The query presented takes care of this.
First, we identify the rows associated with FIFA World Cup. The essential structure there is:
<li class="tbl-cupname">
<div class="label-data">
<span class="text"> n_appearances </span>
</div>
</li>
We use the class
attributes since there are other li
and div
nearby that we want to be sure to exclude. So, we can select the four rows corresponding to the tournaments (FIFA World Cup, FIFA Confederations Cup, FIFA Women's World Cup, and Women's Olympic Football Tournament) with:
fifadata %>% html_nodes(xpath = '//li[@class="tbl-cupname"]')
Eliminating the three tournaments that are irrelevant to your pursuit requires a condition on the <span>
element, hence the rest of the first part:
xp_part_1 = paste0('//li[@class="tbl-cupname"]/',
'div[@class="label-data"]/',
'span[@class="text"][text()="FIFA World Cup™"]')
fifadata %>% html_nodes(xpath = xp_part_1)
This selects the tournament, however, we want the subsequent li
which contains the number of appearances.

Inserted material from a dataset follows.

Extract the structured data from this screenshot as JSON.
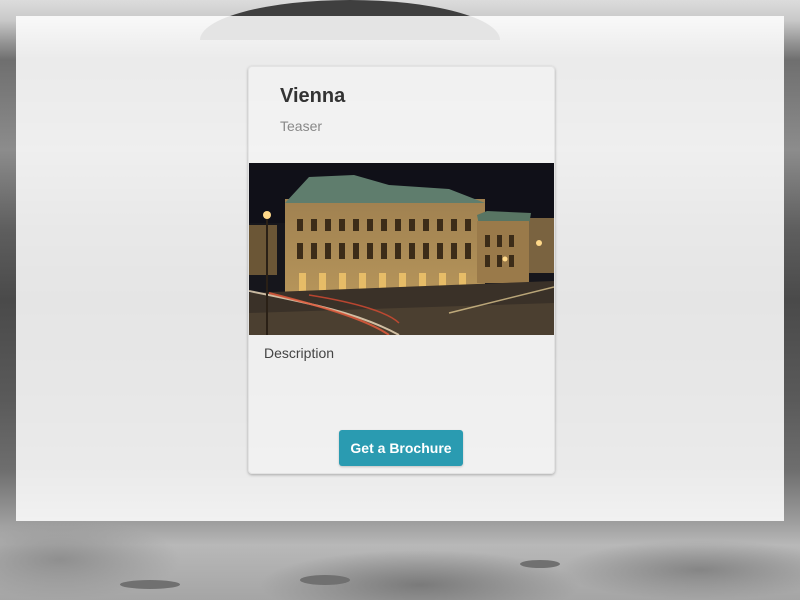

The core structure we're touching here is:
<li class="tbl-cupname"> </li>
<li class="tbl-appearances"> </li>
Part 1 of the xpath has navigated us down two levels below this li
, however, so we need to "ascend" the nodes with ..

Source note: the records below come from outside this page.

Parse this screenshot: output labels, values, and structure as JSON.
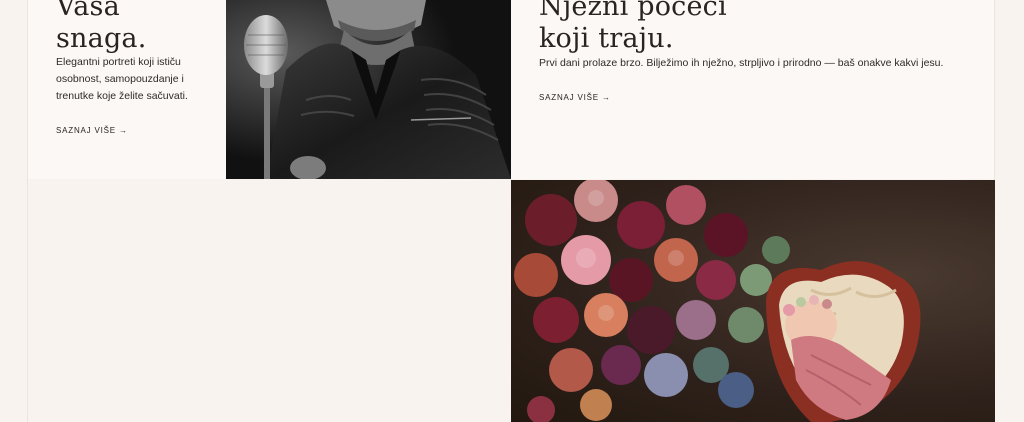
{
  "cards": {
    "portrait": {
      "headline_line1": "Vaša",
      "headline_line2": "snaga.",
      "description": "Elegantni portreti koji ističu osobnost, samopouzdanje i trenutke koje želite sačuvati.",
      "link_label": "SAZNAJ VIŠE",
      "link_arrow": "→"
    },
    "newborn": {
      "headline_line1": "Nježni počeci",
      "headline_line2": "koji traju.",
      "description": "Prvi dani prolaze brzo. Bilježimo ih nježno, strpljivo i prirodno — baš onakve kakvi jesu.",
      "link_label": "SAZNAJ VIŠE",
      "link_arrow": "→"
    }
  },
  "images": {
    "singer_photo": "black-and-white portrait of man with vintage microphone",
    "newborn_photo": "newborn baby in heart-shaped basket with flowers"
  },
  "colors": {
    "background": "#f8f3ee",
    "card_background": "#fbf8f5",
    "text": "#2a2320"
  }
}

(this is exactly like cd ..
in the Linux terminal to go up a level, so hopefully that's reminiscent).
We then use the following-sibling
syntax to select nodes that are at the same level as the current node, but come subsequently.
Once we're back on the same level as the li
naming the tournament, we can continue with the "naive" query to drill down to the number of appearances.
Upvotes: 1